Era tarde da noite.
Ao redor tudo estava tranqüilo. A cidade dormia; o silêncio pairava nos ares. Apenas algumas luzes suspensas na frente de uma ou outra casa, e perdidas no clarão do gás, faziam reviver do esquecimento uma grande recordação da nossa história.
Havia apenas vinte dias que começara o novo ano; e esses dias, que agora corriam tão calmos e tranqüilos, há mais de três séculos passavam e repassavam sobre esta cidade adormecida, deixando-lhe sempre uma data memorável, escrevendo-lhe o período mais brilhante dos seus anais.
O tempo, por uma coincidência notável, parece ter confiado ao mês de janeiro os maiores acontecimentos, os destinos mesmos desta grande cidade que dele recebeu o seu nome, que com ele surgiu do seio dos mares aos olhos dos navegantes portugueses, e neles recebeu o primeiro influxo da civilização e ergueu-se das entranhas da terra para um dia talvez vir a ser a rainha da América.
E todas essas recordações se traçavam no meu espírito vivas e brilhantes.
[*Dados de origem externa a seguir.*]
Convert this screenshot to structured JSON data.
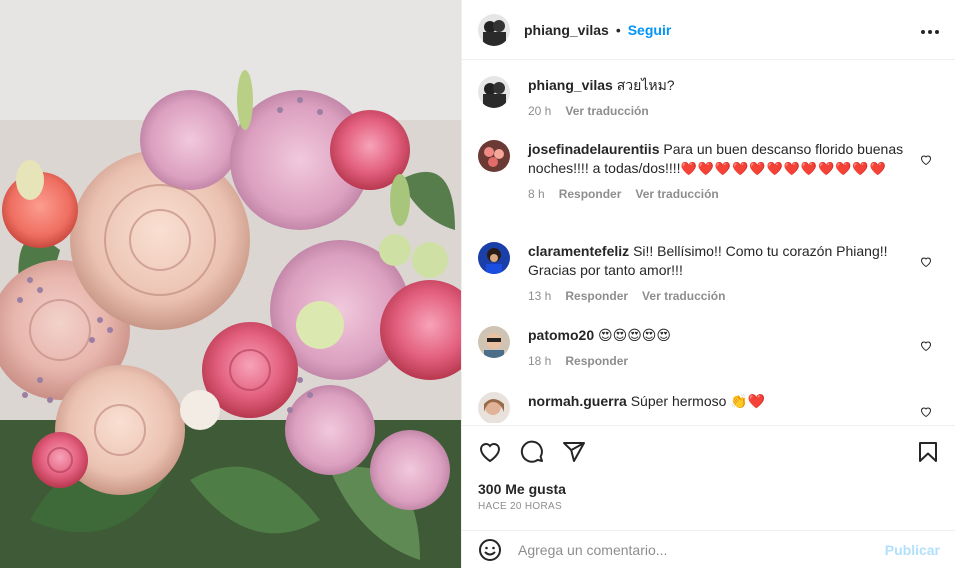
{
  "header": {
    "username": "phiang_vilas",
    "separator": "•",
    "follow_label": "Seguir",
    "more_icon": "more-options-icon"
  },
  "caption": {
    "username": "phiang_vilas",
    "text": "สวยไหม?",
    "time": "20 h",
    "translate": "Ver traducción"
  },
  "comments": [
    {
      "username": "josefinadelaurentiis",
      "text": "Para un buen descanso florido buenas noches!!!! a todas/dos!!!!",
      "hearts": "❤️❤️❤️❤️❤️❤️❤️❤️❤️❤️❤️❤️",
      "time": "8 h",
      "reply": "Responder",
      "translate": "Ver traducción"
    },
    {
      "username": "claramentefeliz",
      "text": "Si!! Bellísimo!! Como tu corazón Phiang!! Gracias por tanto amor!!!",
      "time": "13 h",
      "reply": "Responder",
      "translate": "Ver traducción"
    },
    {
      "username": "patomo20",
      "text": "😍😍😍😍😍",
      "time": "18 h",
      "reply": "Responder"
    },
    {
      "username": "normah.guerra",
      "text": "Súper hermoso 👏❤️"
    }
  ],
  "actions": {
    "icons": [
      "heart-icon",
      "comment-icon",
      "share-icon",
      "bookmark-icon"
    ]
  },
  "likes": "300 Me gusta",
  "posted_ago": "HACE 20 HORAS",
  "add_comment": {
    "placeholder": "Agrega un comentario...",
    "publish_label": "Publicar"
  },
  "colors": {
    "accent": "#0095f6",
    "publish_disabled": "#b2dffc",
    "muted": "#8e8e8e",
    "heart": "#ed1c24"
  }
}
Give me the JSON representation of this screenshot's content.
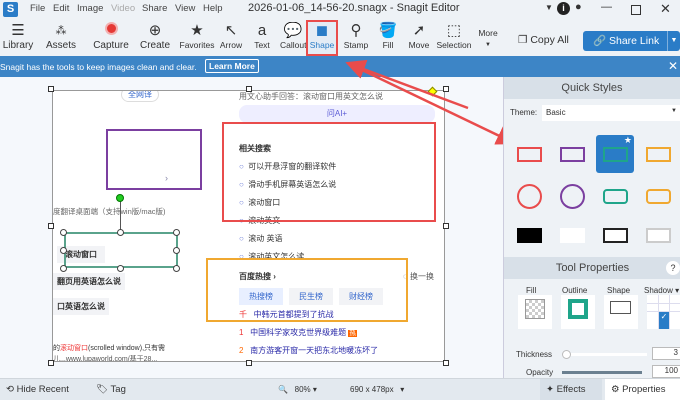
{
  "app": {
    "title": "2026-01-06_14-56-20.snagx - Snagit Editor",
    "logo": "S"
  },
  "menu": [
    "File",
    "Edit",
    "Image",
    "Video",
    "Share",
    "View",
    "Help"
  ],
  "toolbar": {
    "left": [
      {
        "label": "Library",
        "icon": "menu-icon"
      },
      {
        "label": "Assets",
        "icon": "assets-icon"
      },
      {
        "label": "Capture",
        "icon": "record-icon"
      },
      {
        "label": "Create",
        "icon": "plus-circle-icon"
      }
    ],
    "tools": [
      {
        "label": "Favorites",
        "icon": "star-icon"
      },
      {
        "label": "Arrow",
        "icon": "arrow-icon"
      },
      {
        "label": "Text",
        "icon": "text-icon"
      },
      {
        "label": "Callout",
        "icon": "callout-icon"
      },
      {
        "label": "Shape",
        "icon": "shape-icon",
        "active": true
      },
      {
        "label": "Stamp",
        "icon": "stamp-icon"
      },
      {
        "label": "Fill",
        "icon": "fill-icon"
      },
      {
        "label": "Move",
        "icon": "move-icon"
      },
      {
        "label": "Selection",
        "icon": "selection-icon"
      }
    ],
    "more": "More",
    "copy_all": "Copy All",
    "share_link": "Share Link"
  },
  "banner": {
    "text": "Snagit has the tools to keep images clean and clear.",
    "button": "Learn More"
  },
  "canvas_content": {
    "top_left_tag": "全网译",
    "top_line": "用文心助手回答：滚动窗口用英文怎么说",
    "ask_ai": "问AI+",
    "left_caption": "度翻译桌面端（支持win版/mac版)",
    "left_chip1": "滚动窗口",
    "left_chip2": "翻页用英语怎么说",
    "left_chip3": "口英语怎么说",
    "left_snippet1_pre": "的",
    "left_snippet1_red": "滚动窗口",
    "left_snippet1_post": "(scrolled window),只有需",
    "left_snippet2": "儿...www.lupaworld.com/基于28...",
    "related_title": "相关搜索",
    "related": [
      "可以开悬浮窗的翻译软件",
      "滑动手机屏幕英语怎么说",
      "滚动窗口",
      "滚动英文",
      "滚动 英语",
      "滚动英文怎么读"
    ],
    "hot_title": "百度热搜",
    "refresh": "换一换",
    "hot_tabs": [
      "热搜榜",
      "民生榜",
      "财经榜"
    ],
    "hot_items": [
      {
        "rank": "千",
        "text": "中韩元首都提到了抗战"
      },
      {
        "rank": "1",
        "text": "中国科学家攻克世界级难题",
        "badge": "热"
      },
      {
        "rank": "2",
        "text": "南方游客开窗一天把东北地暖冻坏了"
      }
    ]
  },
  "panel": {
    "quick_styles": "Quick Styles",
    "theme_label": "Theme:",
    "theme_value": "Basic",
    "styles_colors": [
      "#e94c4c",
      "#7b3fa0",
      "#1fa58a",
      "#f0a830"
    ],
    "tool_properties": "Tool Properties",
    "help": "?",
    "fill": "Fill",
    "outline": "Outline",
    "shape": "Shape",
    "shadow": "Shadow",
    "outline_color": "#1fa58a",
    "thickness_label": "Thickness",
    "thickness_value": "3",
    "opacity_label": "Opacity",
    "opacity_value": "100"
  },
  "bottom": {
    "hide_recent": "Hide Recent",
    "tag": "Tag",
    "zoom": "80%",
    "size": "690 x 478px",
    "effects": "Effects",
    "properties": "Properties"
  },
  "colors": {
    "accent": "#3d85c6",
    "highlight_red": "#e94c4c"
  }
}
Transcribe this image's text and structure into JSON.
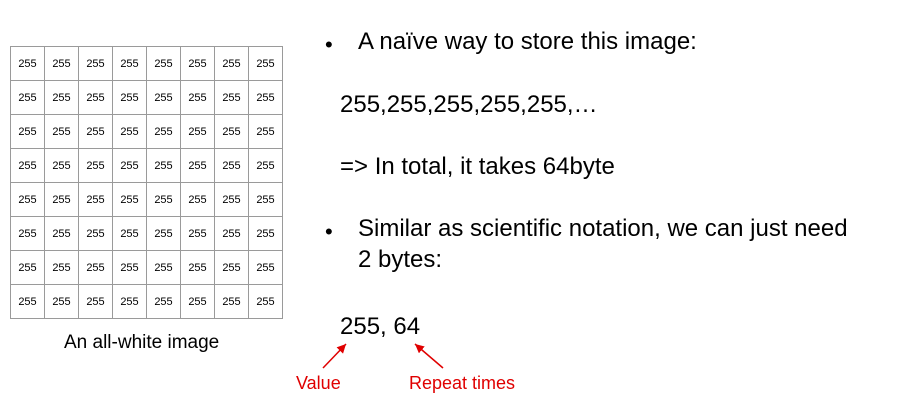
{
  "grid": {
    "cells": [
      [
        "255",
        "255",
        "255",
        "255",
        "255",
        "255",
        "255",
        "255"
      ],
      [
        "255",
        "255",
        "255",
        "255",
        "255",
        "255",
        "255",
        "255"
      ],
      [
        "255",
        "255",
        "255",
        "255",
        "255",
        "255",
        "255",
        "255"
      ],
      [
        "255",
        "255",
        "255",
        "255",
        "255",
        "255",
        "255",
        "255"
      ],
      [
        "255",
        "255",
        "255",
        "255",
        "255",
        "255",
        "255",
        "255"
      ],
      [
        "255",
        "255",
        "255",
        "255",
        "255",
        "255",
        "255",
        "255"
      ],
      [
        "255",
        "255",
        "255",
        "255",
        "255",
        "255",
        "255",
        "255"
      ],
      [
        "255",
        "255",
        "255",
        "255",
        "255",
        "255",
        "255",
        "255"
      ]
    ],
    "caption": "An all-white image"
  },
  "bullets": {
    "b1": "A naïve way to store this image:",
    "b2_line1": "Similar as scientific notation, we can just need",
    "b2_line2": "2 bytes:"
  },
  "text": {
    "naive_values": "255,255,255,255,255,…",
    "total": "=> In total, it takes 64byte",
    "encoded": "255, 64"
  },
  "annotations": {
    "value_label": "Value",
    "repeat_label": "Repeat times",
    "color": "#e00000"
  }
}
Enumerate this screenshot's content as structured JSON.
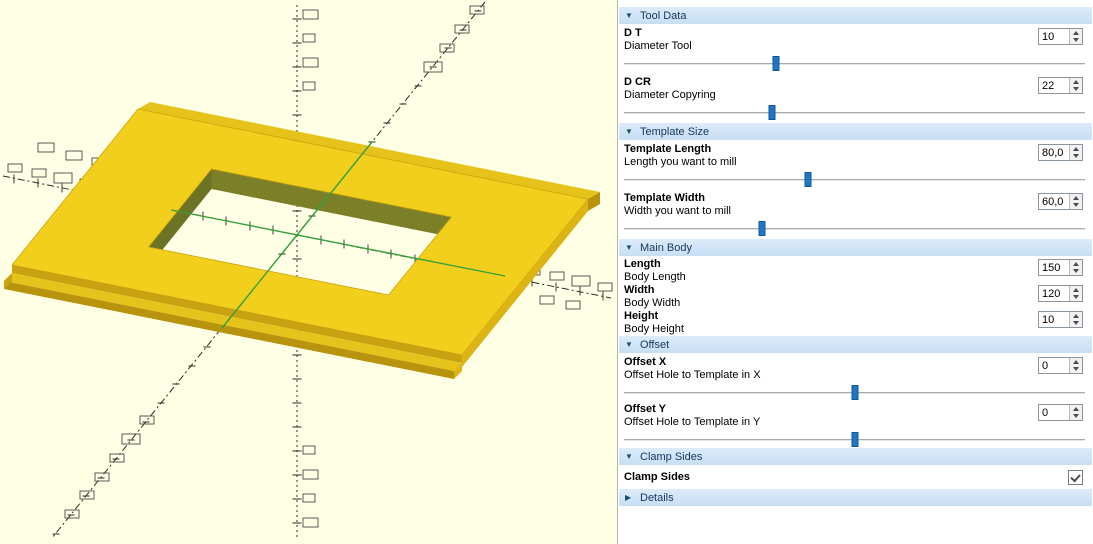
{
  "viewport": {
    "background": "#ffffe5",
    "colors": {
      "axis": "#2b2b2b",
      "label_box": "#4a4a4a",
      "model_top": "#f2cf1d",
      "model_right": "#dcb414",
      "model_front": "#c9a211",
      "rail_top": "#e6c31a",
      "rail_front": "#b8940e",
      "inner_wall_top": "#7b7f28",
      "inner_wall_left": "#6d7324",
      "highlight": "#35a03a"
    }
  },
  "panel": {
    "sections": [
      {
        "title": "Tool Data",
        "icon": "▼",
        "params": [
          {
            "name": "D T",
            "desc": "Diameter Tool",
            "value": "10",
            "slider": "33%"
          },
          {
            "name": "D CR",
            "desc": "Diameter Copyring",
            "value": "22",
            "slider": "32%"
          }
        ]
      },
      {
        "title": "Template Size",
        "icon": "▼",
        "params": [
          {
            "name": "Template Length",
            "desc": "Length you want to mill",
            "value": "80,0",
            "slider": "40%"
          },
          {
            "name": "Template Width",
            "desc": "Width you want to mill",
            "value": "60,0",
            "slider": "30%"
          }
        ]
      },
      {
        "title": "Main Body",
        "icon": "▼",
        "params": [
          {
            "name": "Length",
            "desc": "Body Length",
            "value": "150"
          },
          {
            "name": "Width",
            "desc": "Body Width",
            "value": "120"
          },
          {
            "name": "Height",
            "desc": "Body Height",
            "value": "10"
          }
        ]
      },
      {
        "title": "Offset",
        "icon": "▼",
        "params": [
          {
            "name": "Offset X",
            "desc": "Offset Hole to Template in X",
            "value": "0",
            "slider": "50%"
          },
          {
            "name": "Offset Y",
            "desc": "Offset Hole to Template in Y",
            "value": "0",
            "slider": "50%"
          }
        ]
      },
      {
        "title": "Clamp Sides",
        "icon": "▼",
        "params": [
          {
            "name": "Clamp Sides",
            "checked": true
          }
        ]
      },
      {
        "title": "Details",
        "icon": "▶",
        "params": []
      }
    ]
  }
}
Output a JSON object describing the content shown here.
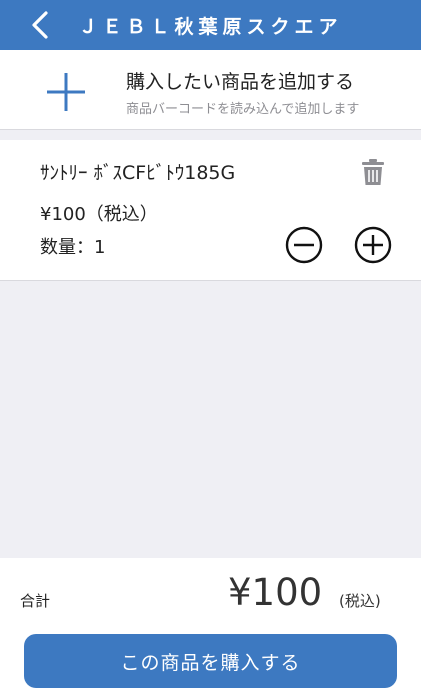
{
  "header": {
    "title": "ＪＥＢＬ秋葉原スクエア",
    "back_icon": "chevron-left-icon",
    "background": "#3d79c1"
  },
  "add_product": {
    "icon": "plus-icon",
    "title": "購入したい商品を追加する",
    "subtitle": "商品バーコードを読み込んで追加します"
  },
  "cart": {
    "items": [
      {
        "name": "ｻﾝﾄﾘｰ ﾎﾞｽCFﾋﾞﾄｳ185G",
        "price": "¥100（税込）",
        "quantity": "数量：1",
        "delete_icon": "trash-icon",
        "decrement_icon": "minus-circle-icon",
        "increment_icon": "plus-circle-icon"
      }
    ]
  },
  "footer": {
    "total_label": "合計",
    "total_amount": "¥100",
    "total_tax_note": "(税込)",
    "purchase_button": "この商品を購入する"
  },
  "colors": {
    "accent": "#3d79c1",
    "background": "#efeff4",
    "icon_gray": "#8e8e93"
  }
}
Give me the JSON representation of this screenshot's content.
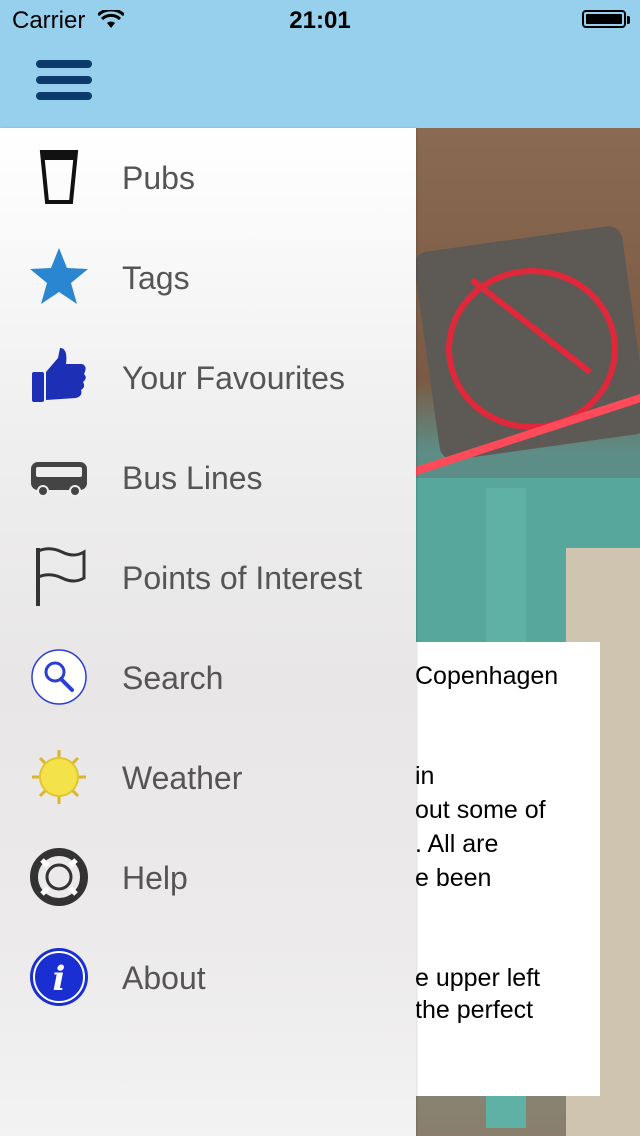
{
  "status_bar": {
    "carrier": "Carrier",
    "time": "21:01"
  },
  "menu": [
    {
      "label": "Pubs",
      "icon": "pint-glass-icon"
    },
    {
      "label": "Tags",
      "icon": "star-icon"
    },
    {
      "label": "Your Favourites",
      "icon": "thumbs-up-icon"
    },
    {
      "label": "Bus Lines",
      "icon": "bus-icon"
    },
    {
      "label": "Points of Interest",
      "icon": "flag-icon"
    },
    {
      "label": "Search",
      "icon": "search-icon"
    },
    {
      "label": "Weather",
      "icon": "sun-icon"
    },
    {
      "label": "Help",
      "icon": "lifebuoy-icon"
    },
    {
      "label": "About",
      "icon": "info-icon"
    }
  ],
  "card": {
    "lines": [
      "Copenhagen",
      "in",
      "out some of",
      ". All are",
      "e been",
      "e upper left",
      "the perfect"
    ]
  },
  "colors": {
    "nav_bar": "#97d0ec",
    "menu_button": "#0d3b6e",
    "star": "#2a86d1",
    "thumb": "#1d2fb4",
    "info": "#1a2fd1"
  }
}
As sombras se animavam, os mortos se erguiam, o passado renascia.
Aquela massa negra da cidade que se destacava no meio da escuridão da noite levantava-se aos meus olhos como um pedestal gigantesco, onde de momento a momento vinha colocar-se uma grande figura de nossa história, que se desenhava no fundo luminoso de um quadro fantástico.
Era uma visão como o sonho de Byron, como a cena da gruta no Mackbeth de Shakespeare.
Vi ao longe os mares que se alisavam, as montanhas que se erguiam, as florestas virgens que se balouçavam ao sopro da aragem, sob um céu límpido e sereno.
Tudo estava deserto. A obra de Deus não tinha sido tocada pela mão dos homens. Apenas a piroga do índio cortava as ondas, e a cabana selvagem suspendia-se na escarpa da montanha.